AWS Availability Zone (AZ) (Figure B): There are 28 AZs dispersed throughout the 11 AWS regions, meaning Amazon has at least 28 data centers. Each AZ has redundant paths to both Transit Centers and the other AZs in the region using Dense Wavelength Division Multiplexing (DWDM) links. Amazon demands a latency of less than 2 ms between the AZs, and the inter-AZ fiber links must handle 25 Tb per second traffic loading.

Figure C

AWS Data Center (Figure C): Hamilton mentioned Amazon settled on a data-center size of 25 to 30 megawatts — 50,000 to 80,000+ servers. This size according to Hamilton is optimal: increase the size and Amazon’s ROI drops. Also, bigger data centers are an increased risk in the event of a catastrophic failure. Each data center is provisioned to handle 102 Tb per second loading.

Figure D

AWS Rack, Server, and NIC (Figure D): Besides network latency, Hamilton said they found unacceptable latency in the server software stack:

  • The software stack consisting of application, guest OS, Hypervisor, and NIC — milliseconds of latency.
  • Traffic passing through the NIC — microseconds of latency.
  • Traffic passing from server to server through a fiber link — nanoseconds of latency.

To get rid of software-stack latency, Amazon now gives each guest a virtual network card using Single-Root I/O Virtualization (SR-IOV). Hamilton explained the tough part about using SR-IOV was figuring out how to isolate each virtual NIC, prevent DDoS attacks, and monitor capacity.

Figure E

AWS Custom Server and Storage Designs (Figure E): Off-the-shelf networking equipment was mentioned earlier as being a huge hindrance to Amazon. Hamilton said that same sentiment applied to servers, which led to the company’s decision to build proprietary servers, processors, and racks:

  • The servers are Amazon designed and ODM built.
  • The processors are a custom design that Amazon developed with Intel.
  • Amazon racks hold 864 hard drives and weigh more than 2,000 pounds.

Figure F

AWS Power Infrastructure (Figure F): Building proprietary networking gear, servers, processors, and racks does not seem too out of the ordinary. How about building electrical substations? It seems scheduling and building an electrical substation is a lengthy process — too long, with Amazon constantly building data centers. So, Amazon management decided it was in the company’s best interest to build its own power substations and eliminate the bottleneck.

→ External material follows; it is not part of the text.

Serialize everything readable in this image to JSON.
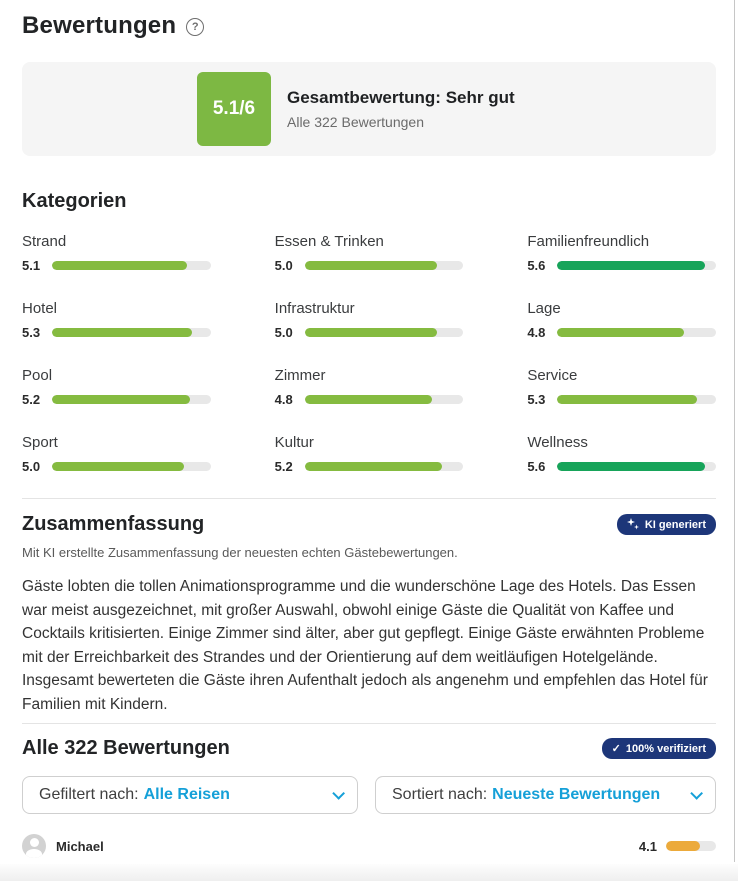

As for electricity, Amazon, like Google and Microsoft, prefers Power Purchasing Agreements, and the adjoined Renewable Energy Certificates.

Hamilton’s last comment

Hamilton, near the end of his presentation, talked about the “pace of innovation” that’s occurring at Amazon. AWS is growing fast, which is introducing some management concerns about remaining nimble in a competitive market. Hamilton happily reported that AWS is delivering more service at a faster pace, and reliability has increased.